Aos olhos de médicos e nutricionistas convencionais, o regime, moda entre as celebridades de Hollywood, faz um mal danado à saúde - desregula os mecanismos da fome e pode levar a distúrbios alimentares. Mas, segundo os geneticistas de Harvard, os ganhos superam os riscos. Os participantes da pesquisa que se submeteram à dieta apresentaram diminuição do peso, da pressão arterial, das taxas de glicose e colesterol e do nível de inflamação celular. E mais: o regime aumentou a expressão do gene SIRT 3, que tem um papel importante na proteção celular e na longevidade.

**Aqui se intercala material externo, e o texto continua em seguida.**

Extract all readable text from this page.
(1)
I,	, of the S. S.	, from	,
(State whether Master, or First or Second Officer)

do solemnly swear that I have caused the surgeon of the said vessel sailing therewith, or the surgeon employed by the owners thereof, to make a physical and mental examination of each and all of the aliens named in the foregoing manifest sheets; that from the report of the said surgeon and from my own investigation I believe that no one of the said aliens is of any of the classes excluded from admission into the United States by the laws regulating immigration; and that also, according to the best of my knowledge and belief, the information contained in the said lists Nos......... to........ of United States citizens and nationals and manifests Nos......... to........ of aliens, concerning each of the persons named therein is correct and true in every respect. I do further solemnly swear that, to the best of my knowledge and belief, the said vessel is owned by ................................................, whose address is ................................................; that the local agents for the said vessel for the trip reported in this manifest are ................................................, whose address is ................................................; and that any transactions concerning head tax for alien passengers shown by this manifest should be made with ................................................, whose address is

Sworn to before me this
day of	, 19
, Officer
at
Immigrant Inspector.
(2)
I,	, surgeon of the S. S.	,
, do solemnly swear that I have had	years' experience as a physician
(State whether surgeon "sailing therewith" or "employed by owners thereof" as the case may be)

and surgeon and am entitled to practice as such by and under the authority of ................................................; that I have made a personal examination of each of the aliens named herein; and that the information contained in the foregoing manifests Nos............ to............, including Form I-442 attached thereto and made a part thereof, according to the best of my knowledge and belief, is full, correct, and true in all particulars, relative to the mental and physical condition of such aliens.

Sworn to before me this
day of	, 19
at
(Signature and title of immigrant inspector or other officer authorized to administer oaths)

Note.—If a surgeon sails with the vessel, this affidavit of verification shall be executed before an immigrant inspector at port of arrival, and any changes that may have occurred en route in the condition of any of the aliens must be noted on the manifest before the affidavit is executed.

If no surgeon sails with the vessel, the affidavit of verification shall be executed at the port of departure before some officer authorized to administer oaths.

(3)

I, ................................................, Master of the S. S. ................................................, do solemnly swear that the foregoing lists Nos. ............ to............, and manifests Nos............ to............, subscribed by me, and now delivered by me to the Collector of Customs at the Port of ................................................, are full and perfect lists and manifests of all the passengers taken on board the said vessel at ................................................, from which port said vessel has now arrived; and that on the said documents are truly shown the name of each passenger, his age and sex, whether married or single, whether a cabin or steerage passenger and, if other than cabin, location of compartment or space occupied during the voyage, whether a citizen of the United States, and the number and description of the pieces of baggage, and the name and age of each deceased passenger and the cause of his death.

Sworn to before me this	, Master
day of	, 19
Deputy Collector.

Os 24 homens e mulheres avaliados pelos pesquisadores consumiram 25% do total de calorias recomendadas em um dia e 175% desse total no outro, por dez semanas, No cardápio da “fome” , de aproximadamente 650 calorias, rosbife, batata cozida e suco de laranja, em uma única refeição. O menu “fartura”, com 4.450 calorias tinha bagel com cream cheese, sanduíche de peito de peru, macarrão com frango, iogurte, refrigerante, chocolate e sorvete de creme.

Esta não é a primeira vez que a fome intermitente ganha as manchetes dos jornais científicos. No fim do ano passado, pesquisadores do Instituto Nacional de Saúde dos Estados Unidos fizeram alarde ao divulgar um estudo sobre a eficácia do método para evitar a diabetes e o câncer.

O paradoxo alimentar intriga os cientistas há um bom tempo. Para uma sobreviver, nosso organismo precisa de comida. No entanto, é a comida que nos mata, aos poucos. Para extrair a energia dos alimentos, o corpo produz substâncias oxidantes, os chamados radicais livres, que contribuem para o envelhecimento celular. Foi a partir desse entendimento que a restrição calórica despontou como a mais efetiva maneira encontrada até hoje de prolongar a vida.

Desde 1930, é fato comprovado que a ingerir 30% menos calorias diminui o ritmo de envelhecimento. Funciona em todas as espécies já submetidas a experimentos nos últimos oito séculos - fungos, moscas, répteis, galinhas, cães e macacos, só para citar algumas. Tudo leva a crer que o Homo Sapiens não fuja à regra.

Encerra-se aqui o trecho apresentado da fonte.